India's export growth is likely to be flat in the next fiscal if the global economy does not pick up, the Economic Survey said on Tuesday.
The Survey said that though India's merchandise exports have touched an all-time high of USD 422 billion in 2021-22, the world economy has started facing formidable headwinds and the ripple effect of the global trade slowdown has started reflecting in India’s goods export growth. India's exports contracted by 12.2 per cent to USD 34.48 billion in December 2022 due to the global demand slowdown, and the trade deficit widened to USD 23.76 billion during the same period, according to government data.
During April-December this fiscal, the country's overall exports rose 9 per cent to USD 332.76 billion while imports increased 24.96 per cent to USD 551.7 billion. The trade deficit during April-December 2022 period widened to USD 218.94 billion as against USD 136.45 billion in April-December 2021. "The export outlook may remain flat in the coming year if global growth does not pick up in 2023, as indicated by many forecasts," the survey said. In such cases, it said, diversification in export destinations and the product basket through free trade agreements (FTAs) would be useful to enhance trade opportunities.
At times when the base (global growth and global trade) is not growing, export growth will have to come predominantly through market share gains, it noted. "In turn, that comes from the focus on efficiency, productivity, technology, and innovation. That game has to be lifted. Governments can try and open markets through FTAs. But, to take advantage of that is in the hands of private sector participants," it added.
The World Trade Organisation (WTO) has projected a growth of only 1 per cent in global trade in 2023. In December 2022, key export sector have recorded negative growth and that include engineering goods, gems and jewellery, leather goods, pharma, carpet, and petroleum products.
"The slowdown in Indian exports is inevitable in a slowing global economy, characterised by slowing global trade," it said. India’s external sector has been impacted due to volatility in global commodity prices; tightening international financial conditions; heightening financial market volatility; reversal of capital flows; currency depreciation, and looming global growth and trade slowdown. "However, it has been able to face these headwinds from a position of strength on the back of strong macroeconomic fundamentals and buffers," it added.
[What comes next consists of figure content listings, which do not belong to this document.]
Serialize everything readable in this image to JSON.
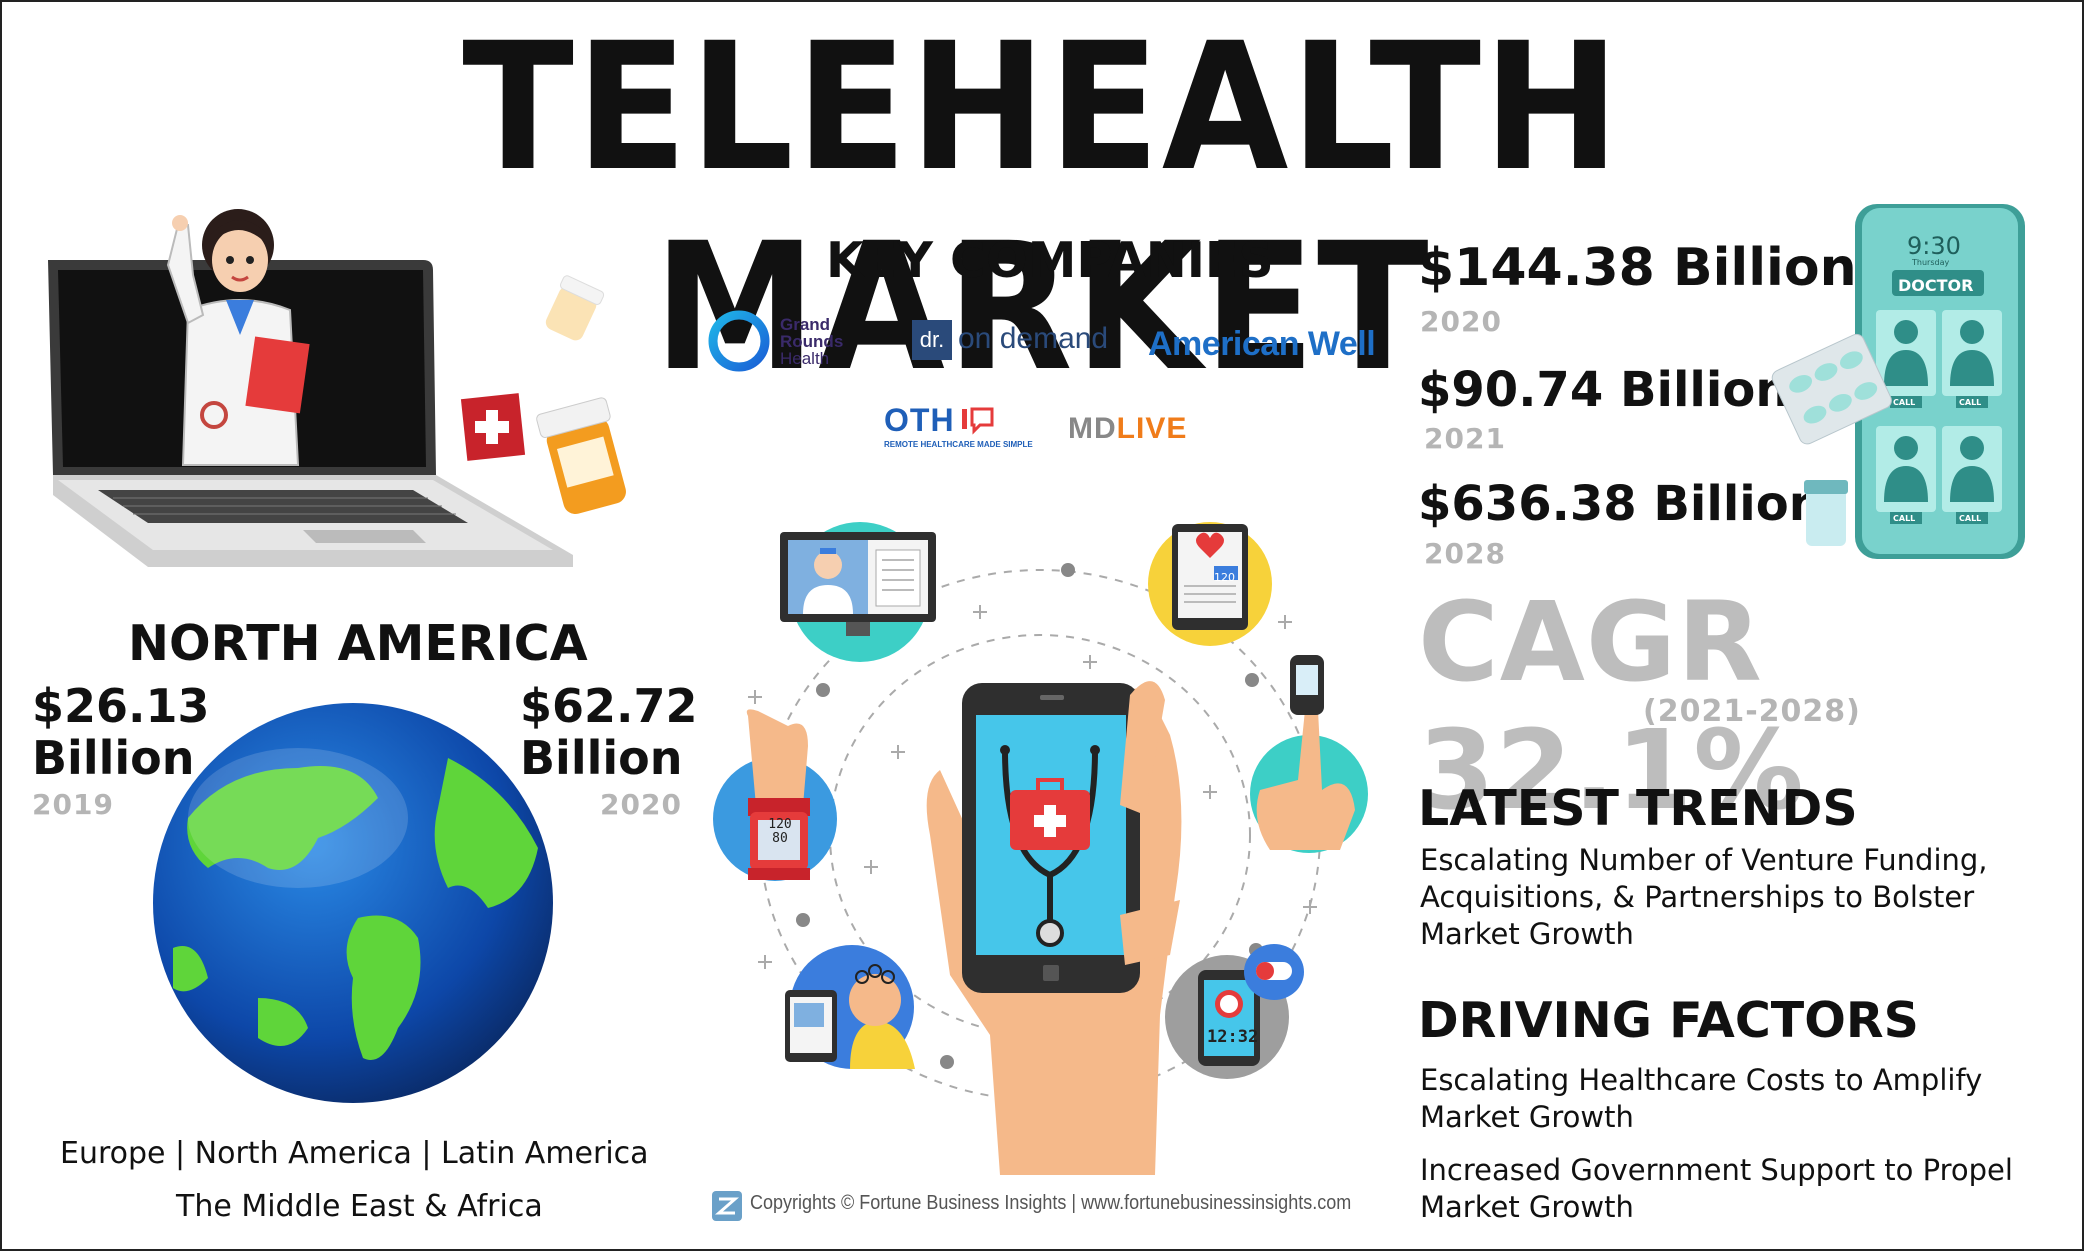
{
  "title": "TELEHEALTH MARKET",
  "key_companies": {
    "heading": "KEY COMPANIES",
    "grand_rounds": "Grand Rounds Health",
    "grand_rounds_l1": "Grand",
    "grand_rounds_l2": "Rounds",
    "grand_rounds_l3": "Health",
    "dr_on_demand": "on demand",
    "dr_mark": "dr.",
    "american_well": "American Well",
    "oth": "OTH",
    "oth_tag": "REMOTE HEALTHCARE MADE SIMPLE",
    "mdlive_md": "MD",
    "mdlive_live": "LIVE"
  },
  "market": {
    "v2020": "$144.38 Billion",
    "y2020": "2020",
    "v2021": "$90.74 Billion",
    "y2021": "2021",
    "v2028": "$636.38 Billion",
    "y2028": "2028",
    "cagr": "CAGR 32.1%",
    "cagr_period": "(2021-2028)"
  },
  "north_america": {
    "heading": "NORTH AMERICA",
    "left_value_l1": "$26.13",
    "left_value_l2": "Billion",
    "left_year": "2019",
    "right_value_l1": "$62.72",
    "right_value_l2": "Billion",
    "right_year": "2020"
  },
  "regions": {
    "line1": "Europe  |  North America  |  Latin America",
    "line2": "The Middle East & Africa"
  },
  "latest_trends": {
    "heading": "LATEST TRENDS",
    "text": "Escalating Number of Venture Funding, Acquisitions, & Partnerships to Bolster Market Growth"
  },
  "driving_factors": {
    "heading": "DRIVING FACTORS",
    "item1": "Escalating Healthcare Costs to Amplify Market Growth",
    "item2": "Increased Government Support to Propel Market Growth"
  },
  "phone": {
    "time": "9:30",
    "day": "Thursday",
    "label": "DOCTOR",
    "call": "CALL"
  },
  "bp_reading_top": "120",
  "bp_reading_bottom": "80",
  "clock_reading": "12:32",
  "tablet_reading": "120",
  "copyright": "Copyrights © Fortune Business Insights | www.fortunebusinessinsights.com",
  "colors": {
    "teal": "#3dcfc6",
    "yellow": "#f7d23a",
    "blue": "#3b7ddd",
    "grey": "#bdbdbd",
    "red": "#e53b3b",
    "skin": "#f5b98a"
  }
}
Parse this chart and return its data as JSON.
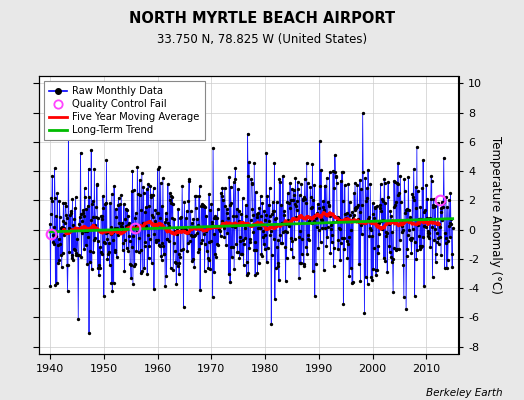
{
  "title": "NORTH MYRTLE BEACH AIRPORT",
  "subtitle": "33.750 N, 78.825 W (United States)",
  "ylabel": "Temperature Anomaly (°C)",
  "credit": "Berkeley Earth",
  "xlim": [
    1938,
    2016
  ],
  "ylim": [
    -8.5,
    10.5
  ],
  "yticks": [
    -8,
    -6,
    -4,
    -2,
    0,
    2,
    4,
    6,
    8,
    10
  ],
  "xticks": [
    1940,
    1950,
    1960,
    1970,
    1980,
    1990,
    2000,
    2010
  ],
  "bg_color": "#e8e8e8",
  "plot_bg_color": "#ffffff",
  "raw_color": "#0000ff",
  "moving_avg_color": "#ff0000",
  "trend_color": "#00bb00",
  "qc_fail_color": "#ff44ff",
  "seed": 17,
  "n_years": 75,
  "start_year": 1940,
  "trend_slope": 0.012,
  "trend_intercept": -0.15,
  "qc_years": [
    1940.25,
    1955.8,
    2012.5
  ],
  "qc_vals": [
    -0.3,
    0.1,
    2.0
  ]
}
The government is expecting that measures like announcement of National Logistics Policy, and recently implemented FTAs (UAE and Australia) would address the external frictions by creating opportunities for exports.
"Thus, the whole ecosystem would evolve in an export-friendly manner over time," the survey said adding the risk of supply chain shocks has never been more palpable than today, following compounding crises from the US-China trade war, the Covid-19 pandemic, and the war in Ukraine.
In this fast-evolving context, as global companies adapt their manufacturing and supply chain strategies to build resilience, India has a unique opportunity to become a global manufacturing hub this decade, it said. The three primary assets to capitalise on this unique opportunity are the potential for significant domestic demand, the government’s drive to encourage manufacturing, and a distinct demographic edge, including a considerable proportion of the young workforce, the survey suggested.
It said that the FTAs would help provide greater market access with a reduction in tariff (customs duties) and non-tariff barriers on goods and services and make the exporters competitive. Recognising that FTAs would continue to feature permanently in world trade, India has engaged with its trading partners/blocs with the intention of expanding its export market.
"The economic rationale for FTAs was the diversification and expansion of India’s exports to its trading partners, providing a level playing field vis-à-vis the competing countries having preferential access in our trading partners, as well as gain easier access to raw materials and intermediate products, at lower costs, for stimulating value-added domestic manufacturing," it said.
India has so far concluded 13 FTAs and six preferential trade agreements. The country is presently engaged in negotiations with the UK, Canada, and European Union. The limited progress in the multilateral trade negotiations at the WTO is one of the reasons responsible for the increase in FTAs.
While merchandise exports are witnessing some slowdown in the second half of 2022, India's service exports have been robust.